Willfulness Woes

“I’m not doing it. I don’t want to.”

“That’s NOT how it’s supposed to be.”

“It’s MY way or the highway.”

“I can’t because….”

Willfulness Woes

We have all had these sorts of thoughts running through our minds at some point in time. Regardless of the situations that bring them to the surface, they are usually a sign that we are feeling angry, frustrated, sad, disappointed, or possibly even stuck. These thoughts can be labeled as everyday terms such as stubbornness, controlling, one-sided, or rejecting.

In the world of DBT though, we have a particular skill that describes these series of thoughts and their associated behaviors exactly:

It is called Willingness vs Willfulness.

The pro of Willfulness? We ALL experience it, even myself. Heck, I had willfulness even just sitting down to write this blog ABOUT willfulness!

The con? It can show up at the worst of times and block us towards our end goal.

What exactly defines willfulness?

What does it look like from person to person, situation to situation?

There is no clear-cut answer here, but there are several things one can look for in their thoughts, emotions, actions, even body postures, to call willfulness out when it arises.

But first off, let’s define Willfulness more exactly.

Willfulness is defined per the DBT Skills Manual as “Refusing to tolerate the moment, and not making changes that are needed. Trying to control things that cannot be changed or be the ‘fixer’ when things cannot be fixed. Giving up and giving in, attachment to ‘me’ and my wants only, and the essential opposite of ‘doing what works.’” Because it involves an inability to accept facts of the current moment which in turn brings us distress, it is considered an essential skill from the Distress Tolerance “Reality Acceptance” skill sets.

Willful thoughts may sound something like the statements that began this blog, such as “I can’t do this.” Or, “I’m not going.” “This is the ONLY way.” Generally speaking, our thoughts influence our willful actions to follow. Willful actions may look like procrastinating, not following through with a task, rejecting an invite or not showing up to a planned event, rejecting others’ advice, or controlling our environments by going out of our way to fix things that don’t seem to really have a solution.

We show willfulness even through our body postures!

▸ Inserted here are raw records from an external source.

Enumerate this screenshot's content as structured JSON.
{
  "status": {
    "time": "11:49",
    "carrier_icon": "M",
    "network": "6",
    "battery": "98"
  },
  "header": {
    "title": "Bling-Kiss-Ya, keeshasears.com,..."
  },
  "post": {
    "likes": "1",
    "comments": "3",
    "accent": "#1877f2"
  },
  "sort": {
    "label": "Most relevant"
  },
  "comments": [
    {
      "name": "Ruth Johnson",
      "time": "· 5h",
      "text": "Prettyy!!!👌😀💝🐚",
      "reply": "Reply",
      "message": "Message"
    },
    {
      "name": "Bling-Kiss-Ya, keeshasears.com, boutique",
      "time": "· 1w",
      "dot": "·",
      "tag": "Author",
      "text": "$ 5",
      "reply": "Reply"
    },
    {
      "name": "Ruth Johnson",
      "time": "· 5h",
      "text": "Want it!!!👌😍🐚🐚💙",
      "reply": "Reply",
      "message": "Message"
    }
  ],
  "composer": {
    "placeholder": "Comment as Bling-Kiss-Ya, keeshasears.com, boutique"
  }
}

Stances such as putting your hands on your hips, rolling your eyes, loud sigh sounds, feet stomping, door slamming, or even slumping in a hiding motion, all indicate willfulness is within us through and through.

Am I brave enough to call out and story tell about my own willful behavior? Of course I am!

A few years back, I went on a family trip and an activity was planned that day that was not of my interest. Instead of enjoying the activity and being fair by recognizing we all can do things we enjoy on the trip, I was totally sour about it. I sat there the whole time, face frowning, arms crossed, barely interacting with anyone, thinking how I just couldn’t wait for it to be over so I could do what I wanted to do. Not only did I end up missing out on some cool things that day, but I was totally not present with my family and missed out on my time with them.

If willfulness can show up anytime, anywhere, what is one to do to overcome this?

We can’t just walk around all the time saying ‘no’ to things, trying to always be in perfect control, or avoiding because we simply can’t tolerate it.

The answer to this question is to turn willful behavior into willing behavior.

Willingness is essentially willfulness’ counterpart. To be willing means to “Do what works, do just what is needed in each situation, wholeheartedly, without dragging our feet.” Because willfulness can sometimes be as thick as a mountain, it is not as easy as waving a magic wand to go from willfulness to willingness in a pinch. Below are some steps to transition from willful behavior to more willing behavior:

1-Observe you are being willful.

This means notice how your thoughts, emotions, and body postures are changing. You may want to think about from a Wise Mind standpoint the types of situations, settings, people, or tasks that bring willfulness to the surface so you can more readily identify them next time they show up.

2-Radically accept you are being willful.

We have a saying here in DBT-Don’t fight willfulness with willfulness! So if you are being willful, accept it and embrace it, don’t fight back against it.

3-Turn your mind towards acceptance and willingness.

Basically, we need to make an inner commitment, a choice, to reduce our willfulness and take the most effective course of action here. Label what willing behavior would look like. What would I say or do that would demonstrate that I am more willing in this situation? What are 1-2 action steps that I can take? Changing your body postures to more relaxed positions can also help.

Remember, once we start to pave the way from willful behavior to more willing behavior, the outcome is always a much sunnier one. In my experience as a therapist, whenever I ask my clients their response and long term ‘pros’ to changing their willful behavior, the chances of them saying they are very happy they did are very high. I even noticed in myself thoughts of “I am enjoying this!” as I wrote this blog, where at the start I was willful, procrastinating, and just could not seem to sit myself down to write.

So I leave you all with this notion-be skillful, not willful! And when willfulness does show up, observe it, acknowledge we are all human and embrace it, tackle it, and praise yourself for overcoming a very difficult moment. Feel free to share with us your most willful experiences and how you overcame them!